The country’s economy is projected to grow 2.7% this year and 3.6% next year, amid a highly uncertain global environment, the IMF said on Wednesday.
The 2024 forecast is up from 3.2% predicted in mid-October, attributed to gains in external demand and solid growth in private consumption, the IMF said in a statement after a staff visit between Oct 24 and Nov 7.
Headline inflation is estimated to average 1.3% in 2023 because of continued measures to keep energy prices low and further improvements in global supply chains.
Given the uptick in growth next year, headline inflation is expected to increase slightly to 1.6%, said the global lender.
Continued normalisation of macroeconomic policies in the near term will help rebuild fiscal buffers and ensure financial stability, said the IMF.
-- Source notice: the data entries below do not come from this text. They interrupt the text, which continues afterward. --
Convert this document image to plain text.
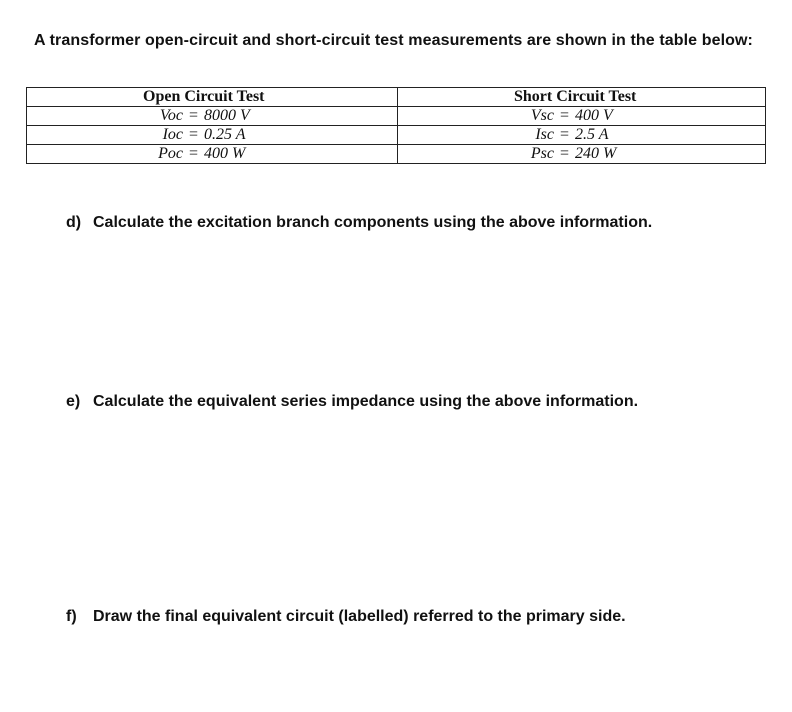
A transformer open-circuit and short-circuit test measurements are shown in the table below:
Open Circuit Test	Short Circuit Test
Voc = 8000 V	Vsc = 400 V
Ioc = 0.25 A	Isc = 2.5 A
Poc = 400 W	Psc = 240 W
d) Calculate the excitation branch components using the above information.
e) Calculate the equivalent series impedance using the above information.
f) Draw the final equivalent circuit (labelled) referred to the primary side.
Starting in fiscal 2025, a gradual medium-term fiscal consolidation supported by enhanced revenue mobilisation and improved spending efficiency should create room for needed investment in infrastructure and skills, while keeping public debt on a declining path, it added.
The successful formation of the new government, it observed, offers an opportunity to implement “decisive and comprehensive reforms” to boost productivity and support sustained and inclusive growth, said the organisation.
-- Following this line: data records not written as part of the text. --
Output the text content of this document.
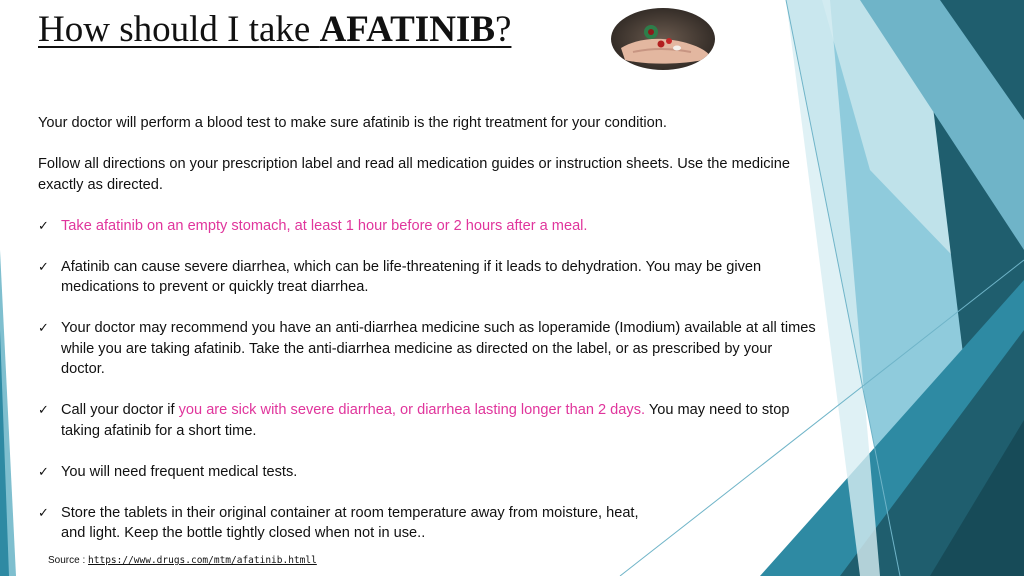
How should I take AFATINIB?

Your doctor will perform a blood test to make sure afatinib is the right treatment for your condition.

Follow all directions on your prescription label and read all medication guides or instruction sheets. Use the medicine exactly as directed.

✓ Take afatinib on an empty stomach, at least 1 hour before or 2 hours after a meal.
✓ Afatinib can cause severe diarrhea, which can be life-threatening if it leads to dehydration. You may be given medications to prevent or quickly treat diarrhea.
✓ Your doctor may recommend you have an anti-diarrhea medicine such as loperamide (Imodium) available at all times while you are taking afatinib. Take the anti-diarrhea medicine as directed on the label, or as prescribed by your doctor.
✓ Call your doctor if you are sick with severe diarrhea, or diarrhea lasting longer than 2 days. You may need to stop taking afatinib for a short time.
✓ You will need frequent medical tests.
✓ Store the tablets in their original container at room temperature away from moisture, heat,
and light. Keep the bottle tightly closed when not in use..
Source : https://www.drugs.com/mtm/afatinib.htmll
The country’s neutral monetary policy stance is appropriate, but the Bank of Thailand should stand ready to tighten its monetary stance if inflationary risks from external shocks or domestic policies materialise, the IMF said.
The central bank should monitor financial stability risks as vulnerabilities may arise from sharp swings in real interest rates, said the fund.
The IMF welcomes the central bank’s plans to introduce new measures to address high household debt, specifically responsible lending guidelines, while assisting those with persistent debt issues.
It recommends proactive debt restructuring combined with the new measures to contain the country’s swelling household debt problem.